Trying to reconcile the demand that the right to private property be regarded as “sacred and inviolable” (Rerum Novarum, § 46.) under human law based on justice, and yet not absolute under divine law based on charity, however, the social Christian paints him- or herself into a corner. Bound by the assumption that past savings are the only source of financing for new capital, social Christians can only hope and pray for a change of heart on the part of the wealthy, and urge the poor to resist the blandishments of socialism. (Cf. Rerum Novarum, §§ 25, 61.)
Unfortunately, if we wait for the wealthy to have a change of heart before things can get better for the poor, we shall all be waiting a very long time. Added to that is the fact that socialism, as Orestes Brownson pointed out, is so very attractive to the poor and their champions that it has the potential to “deceive the very elect, so that no flesh should be saved.” (Orestes Brownson, “Socialism and the Church,” Brownson’s Quarterly Review, January, 1849.)

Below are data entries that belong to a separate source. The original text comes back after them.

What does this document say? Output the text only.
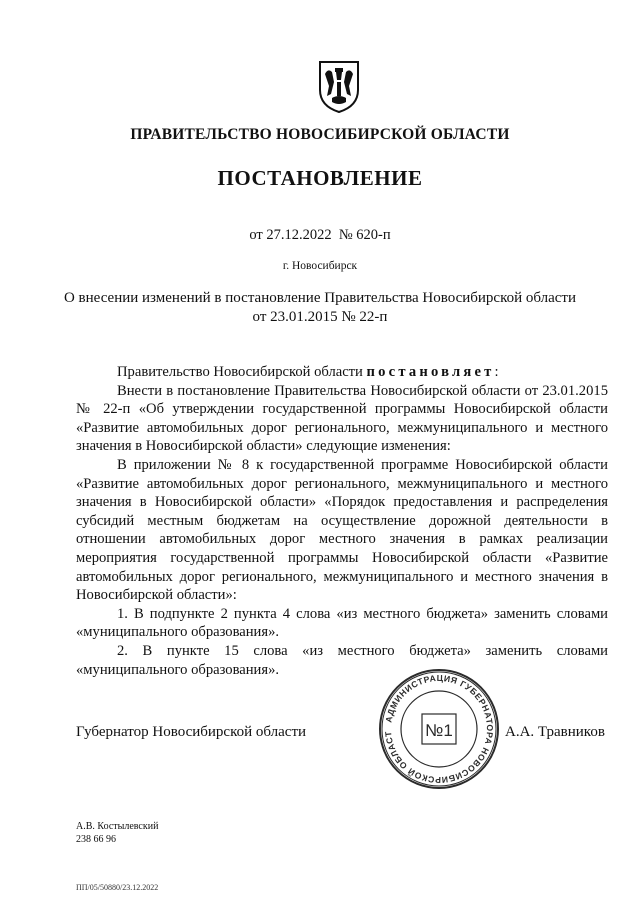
ПРАВИТЕЛЬСТВО НОВОСИБИРСКОЙ ОБЛАСТИ
ПОСТАНОВЛЕНИЕ
от 27.12.2022  № 620-п
г. Новосибирск
О внесении изменений в постановление Правительства Новосибирской области
от 23.01.2015 № 22-п

Правительство Новосибирской области постановляет:

Внести в постановление Правительства Новосибирской области от 23.01.2015 № 22-п «Об утверждении государственной программы Новосибирской области «Развитие автомобильных дорог регионального, межмуниципального и местного значения в Новосибирской области» следующие изменения:

В приложении № 8 к государственной программе Новосибирской области «Развитие автомобильных дорог регионального, межмуниципального и местного значения в Новосибирской области» «Порядок предоставления и распределения субсидий местным бюджетам на осуществление дорожной деятельности в отношении автомобильных дорог местного значения в рамках реализации мероприятия государственной программы Новосибирской области «Развитие автомобильных дорог регионального, межмуниципального и местного значения в Новосибирской области»:

1. В подпункте 2 пункта 4 слова «из местного бюджета» заменить словами «муниципального образования».

2. В пункте 15 слова «из местного бюджета» заменить словами «муниципального образования».

Губернатор Новосибирской области	А.А. Травников
АДМИНИСТРАЦИЯ ГУБЕРНАТОРА НОВОСИБИРСКОЙ ОБЛАСТ	№1
А.В. Костылевский
238 66 96
ПП/05/50880/23.12.2022
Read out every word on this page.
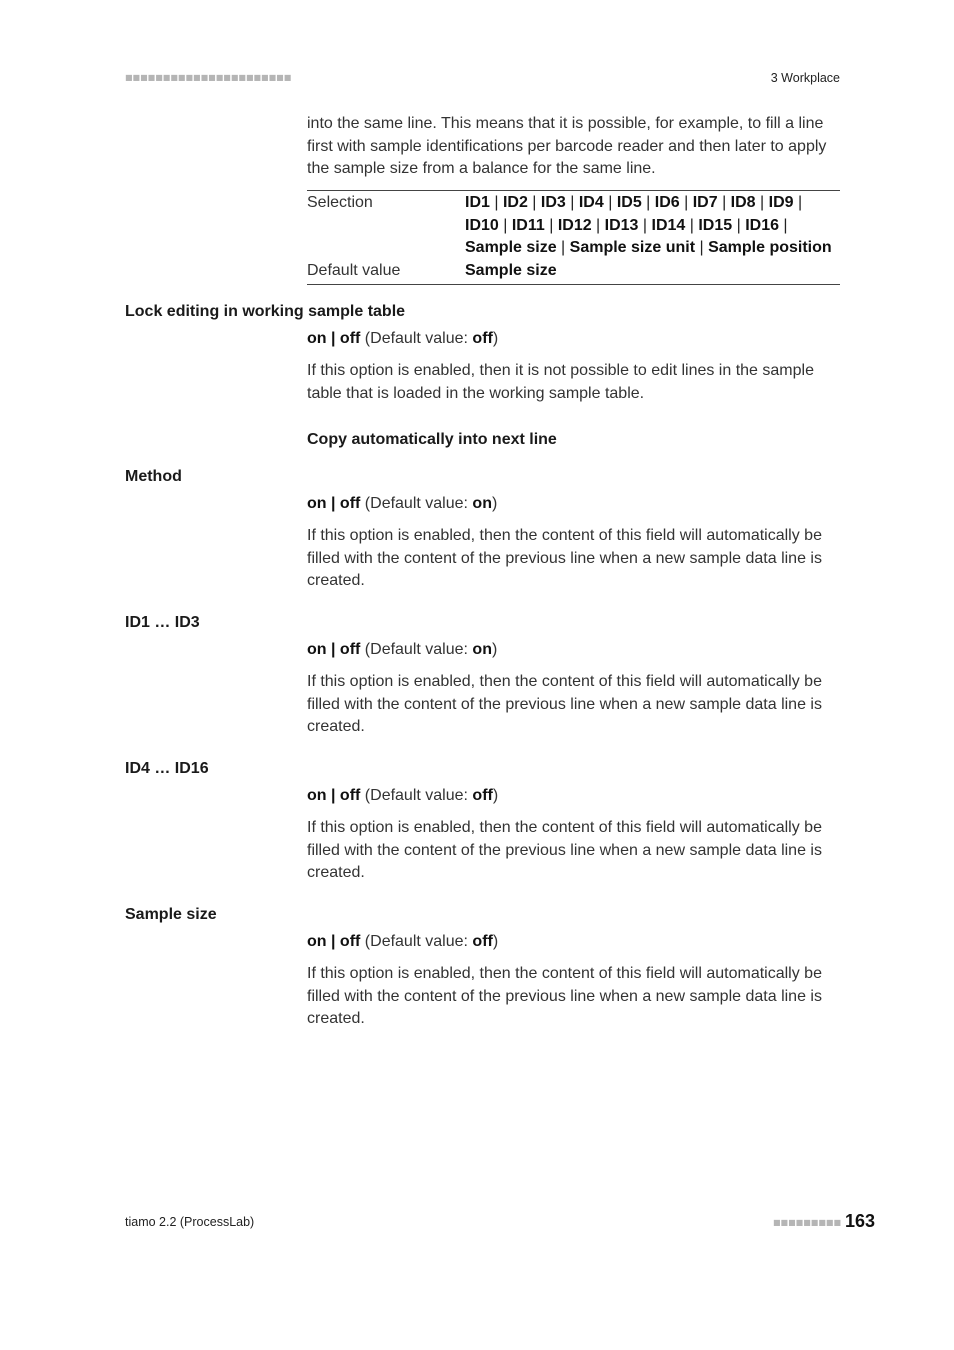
■■■■■■■■■■■■■■■■■■■■■■	3 Workplace

into the same line. This means that it is possible, for example, to fill a line first with sample identifications per barcode reader and then later to apply the sample size from a balance for the same line.

Selection	ID1 | ID2 | ID3 | ID4 | ID5 | ID6 | ID7 | ID8 | ID9 | ID10 | ID11 | ID12 | ID13 | ID14 | ID15 | ID16 | Sample size | Sample size unit | Sample position
Default value	Sample size
Lock editing in working sample table
on | off (Default value: off)

If this option is enabled, then it is not possible to edit lines in the sample table that is loaded in the working sample table.

Copy automatically into next line
Method
on | off (Default value: on)

If this option is enabled, then the content of this field will automatically be filled with the content of the previous line when a new sample data line is created.

ID1 … ID3
on | off (Default value: on)

If this option is enabled, then the content of this field will automatically be filled with the content of the previous line when a new sample data line is created.

ID4 … ID16
on | off (Default value: off)

If this option is enabled, then the content of this field will automatically be filled with the content of the previous line when a new sample data line is created.

Sample size
on | off (Default value: off)

If this option is enabled, then the content of this field will automatically be filled with the content of the previous line when a new sample data line is created.

tiamo 2.2 (ProcessLab)	■■■■■■■■■ 163
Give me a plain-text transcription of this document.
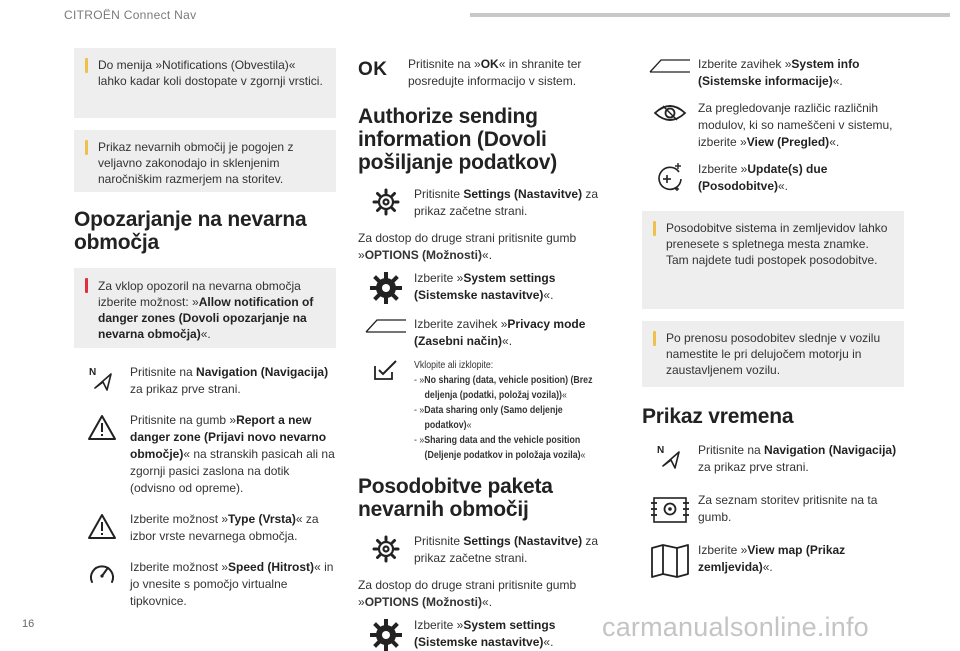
CITROËN Connect Nav
Do menija »Notifications (Obvestila)« lahko kadar koli dostopate v zgornji vrstici.
Prikaz nevarnih območij je pogojen z veljavno zakonodajo in sklenjenim naročniškim razmerjem na storitev.
Opozarjanje na nevarna območja
Za vklop opozoril na nevarna območja izberite možnost: »Allow notification of danger zones (Dovoli opozarjanje na nevarna območja)«.
N	Pritisnite na Navigation (Navigacija) za prikaz prve strani.
Pritisnite na gumb »Report a new danger zone (Prijavi novo nevarno območje)« na stranskih pasicah ali na zgornji pasici zaslona na dotik (odvisno od opreme).
Izberite možnost »Type (Vrsta)« za izbor vrste nevarnega območja.
Izberite možnost »Speed (Hitrost)« in jo vnesite s pomočjo virtualne tipkovnice.
OK Pritisnite na »OK« in shranite ter posredujte informacijo v sistem.
Authorize sending information (Dovoli pošiljanje podatkov)
Pritisnite Settings (Nastavitve) za prikaz začetne strani.
Za dostop do druge strani pritisnite gumb »OPTIONS (Možnosti)«.
Izberite »System settings (Sistemske nastavitve)«.
Izberite zavihek »Privacy mode (Zasebni način)«.
Vklopite ali izklopite:
- »No sharing (data, vehicle position) (Brez deljenja (podatki, položaj vozila))«
- »Data sharing only (Samo deljenje podatkov)«
- »Sharing data and the vehicle position (Deljenje podatkov in položaja vozila)«
Posodobitve paketa nevarnih območij
Pritisnite Settings (Nastavitve) za prikaz začetne strani.
Za dostop do druge strani pritisnite gumb »OPTIONS (Možnosti)«.
Izberite »System settings (Sistemske nastavitve)«.
Izberite zavihek »System info (Sistemske informacije)«.
Za pregledovanje različic različnih modulov, ki so nameščeni v sistemu, izberite »View (Pregled)«.
Izberite »Update(s) due (Posodobitve)«.
Posodobitve sistema in zemljevidov lahko prenesete s spletnega mesta znamke. Tam najdete tudi postopek posodobitve.
Po prenosu posodobitev slednje v vozilu namestite le pri delujočem motorju in zaustavljenem vozilu.
Prikaz vremena
N	Pritisnite na Navigation (Navigacija) za prikaz prve strani.
Za seznam storitev pritisnite na ta gumb.
Izberite »View map (Prikaz zemljevida)«.
16	carmanualsonline.info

Within the barriers imposed by reliance on past savings as the only source of financing for new capital formation, the rich can more or less honestly claim that, were they deprived of their wealth, little or no new capital would be financed. Few if any jobs would be created. The rich can also claim that, if their savings finance new capital formation, simple justice dictates that they own the new capital for which they have paid.
Marx: Religion is the opiate of the masses.
Out of frustration, social reformers and activists try to justify on the basis of bad faith what cannot be justified on the basis of sound reason. Seeing that the traditional understanding of private property seems to be standing in the way of implementing something they accept on faith as God’s Will, they change the definition of private property from a natural right inherent in every human being, to something granted by the State as an expedient. They become socialists and abolish private property — “The theory of the Communists may be summed up in the single sentence: Abolition of private property.” (Karl Mark and Friedrich Engels, The Communist Manifesto. London: Penguin Books, 1967, 96; cf. Rerum Novarum, § 15.)
If liberty (freedom of association/contract) gets in the way, then liberty, too, must be abolished. The so-called “logic of gift” (See Michael Naughton, The Logic of Gift: Rethinking Business as a Community of Persons. Milwaukee, Wisconsin: Marquette University Press, 2012.) based on wild emotion and false charity must replace God’s gift of logic based on calm reason and true justice. (See Fulton J. Sheen, God and Intelligence in Modern Philosophy: A Critical Study in the Light of the Philosophy of Saint Thomas. London: Longmans, Green, and Co., Ltd, 1925.) This abolishes not only freedom under God, but under anything else.
In all of this the reformers and activists claim to be enforcing God’s law. They conveniently ignore the fact that Christians have been carefully instructed to “render unto Caesar the things which are Caesar’s, and unto God the things that are God’s.” (Matt. 22:21.)  Based on their private interpretation of something they accept on faith as God’s Will, their opinion overrides merely human ordinances based on reason, that is, knowledge. They try to render unto God that which belongs to Caesar or set up Caesar in the place of God.
This, however, is precisely what Leo XIII warned them not to do. (Immortale Dei, § 48; Rerum Novarum, §§ 7, 30.) In their desire to take revenge for what they see as the crimes of the wealthy and privileged against the poor, they forget that they themselves are not God. They turn social Christianity into Christian socialism, and then into fascist socialism or communism in a vain effort to make their ideal systems work.